Sometimes some of these companies don't even have a head of MNA.
So instead they have some business area managers who take care of that.
But what I've seen is that normally one business area manager could have maybe 10 or 12 business units under him or her.
When they have that role, they typically manage these companies and also are responsible for acquisitions.
So I think you need to decentralize it when you reach maybe, I think more than five or ten acquisitions.
I think you need to grow your team a bit.
But otherwise, I just, this is a really interesting thing, actually, in Sweden that some of the larger ones,
they have reached a size now that I think they need to think about this more and more.
And it will be really interesting to see how they scale the model, if they buy one of larger companies
or if they're just able to buy more and more.
So I think in the next decade or so, we would see how good they are at this.
Yeah, I think a key consideration for investors is if these serial acquirers are making
bigger acquisitions, say if they're buying a company for 20 to 30 million instead of
$5 million, they tend to get lower returns because the multiples tend to be higher.
And there are some statistics I wanted to share here from the REQ Capital Report, just
sharing on how many small and medium-sized businesses are in Europe.
I think one thing that's interesting about some of these Nordic companies is you might have a serial
acquire in Sweden, but they're looking to buy in other countries all throughout Europe and not
just constrained to Sweden.
So, REQ Capital shared that in Europe.
99.8% of all companies are small and medium-sized businesses with fewer than 250 employees.
That brings a total of 23.5 million companies.
94% of them are independently owned.
and in Europe alone, 15,000 companies are sold each year.
So when you look at, say, a company like Lifco that's buying 20-something companies a year,
it seems like, oh, well, it kind of puts into perspective just how large the market is that
they're operating in.
Maybe we can talk more about decentralization.
You know, it's interesting to think about how a company can just go out and buy all these
industrial companies or all sorts of different types of businesses.
why is it that a successful serial acquirer can buy all these types of companies and sort of
give them the autonomy to act independently and just act in this decentralized manner?
Maybe you could talk more about how that can possibly work.
Yeah, it's a good question.
I think I want to bring some history to the discussion.
And I think Sweden, in my view, has been sort of quite early on decentralization.
And one of the sort of the gurus in this is a person called Jan Valander, who was the CEO of one
of the largest Swedish banks, Svanska Handelsbank. When he joined, he just sort of revamped the company.
I mean, it was sort of really centralized, a lot of committees at the headquarters,
marketing department to help all sort of the bank branches with marketing. And when he came in,
he cut sort of the marketing, the central marketing department from 40 people to one.

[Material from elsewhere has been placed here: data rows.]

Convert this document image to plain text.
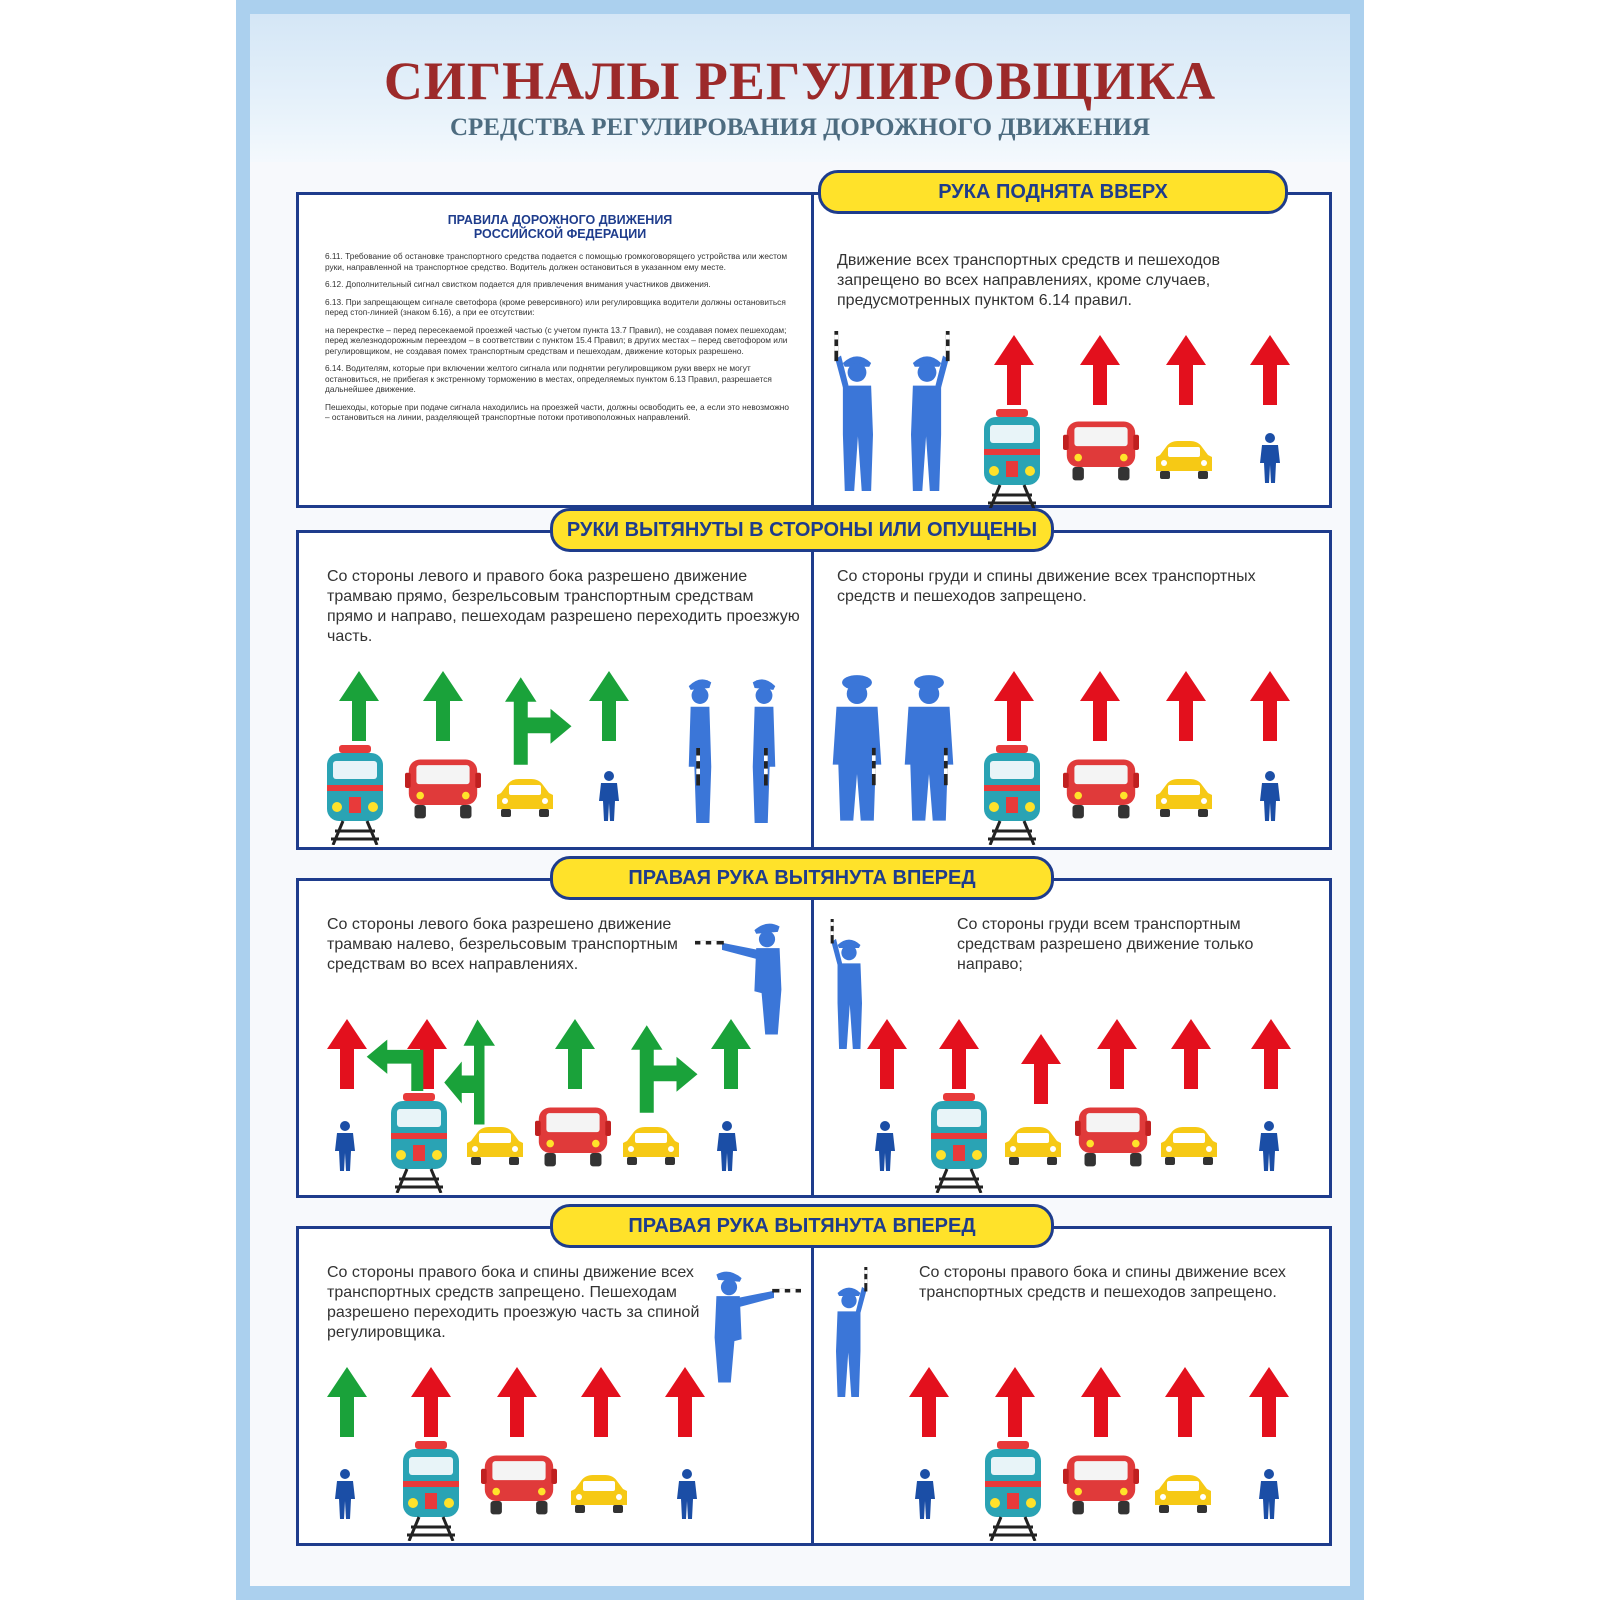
СИГНАЛЫ РЕГУЛИРОВЩИКА
СРЕДСТВА РЕГУЛИРОВАНИЯ ДОРОЖНОГО ДВИЖЕНИЯ
ПРАВИЛА ДОРОЖНОГО ДВИЖЕНИЯ
РОССИЙСКОЙ ФЕДЕРАЦИИ

6.11. Требование об остановке транспортного средства подается с помощью громкоговорящего устройства или жестом руки, направленной на транспортное средство. Водитель должен остановиться в указанном ему месте.

6.12. Дополнительный сигнал свистком подается для привлечения внимания участников движения.

6.13. При запрещающем сигнале светофора (кроме реверсивного) или регулировщика водители должны остановиться перед стоп-линией (знаком 6.16), а при ее отсутствии:

на перекрестке – перед пересекаемой проезжей частью (с учетом пункта 13.7 Правил), не создавая помех пешеходам; перед железнодорожным переездом – в соответствии с пунктом 15.4 Правил; в других местах – перед светофором или регулировщиком, не создавая помех транспортным средствам и пешеходам, движение которых разрешено.

6.14. Водителям, которые при включении желтого сигнала или поднятии регулировщиком руки вверх не могут остановиться, не прибегая к экстренному торможению в местах, определяемых пунктом 6.13 Правил, разрешается дальнейшее движение.

Пешеходы, которые при подаче сигнала находились на проезжей части, должны освободить ее, а если это невозможно – остановиться на линии, разделяющей транспортные потоки противоположных направлений.

Движение всех транспортных средств и пешеходов запрещено во всех направлениях, кроме случаев, предусмотренных пунктом 6.14 правил.
РУКА ПОДНЯТА ВВЕРХ
Со стороны левого и правого бока разрешено движение трамваю прямо, безрельсовым транспортным средствам прямо и направо, пешеходам разрешено переходить проезжую часть.
Со стороны груди и спины движение всех транспортных средств и пешеходов запрещено.
РУКИ ВЫТЯНУТЫ В СТОРОНЫ ИЛИ ОПУЩЕНЫ
Со стороны левого бока разрешено движение трамваю налево, безрельсовым транспортным средствам во всех направлениях.
Со стороны груди всем транспортным средствам разрешено движение только направо;
ПРАВАЯ РУКА ВЫТЯНУТА ВПЕРЕД
Со стороны правого бока и спины движение всех транспортных средств запрещено. Пешеходам разрешено переходить проезжую часть за спиной регулировщика.
Со стороны правого бока и спины движение всех транспортных средств и пешеходов запрещено.
ПРАВАЯ РУКА ВЫТЯНУТА ВПЕРЕД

All the committees had to motivate why they were needed. And the headquarters became sort of
a support function and what's not the driver of business.
And I think that's a similar thing with these businesses where sort of it's all the business
units who runs the whole business.
The headquarters is only a strategy and sort of guiding the setting the direction for the
company.
So I think that's a really similar thing with how these are run.
And just looking at the numbers at headquarters, some of these companies have
two billion US in sales and they have maybe 30, 40 people at headquarters.
So they keep it really lean, as lean as they can, I would say.
So they don't have the capacity, they don't have the, they can't go in and sort of work
actively with the companies.
They need to have great managers who run things at the business unit level.
And if not, I think, sort of you destroy the whole model, I think.
Of course, it's an active choice from these companies that they started as this.
And I think many of them realize that if sort of entrepreneurs get the freedom, of course,
under accountability, then they perform better.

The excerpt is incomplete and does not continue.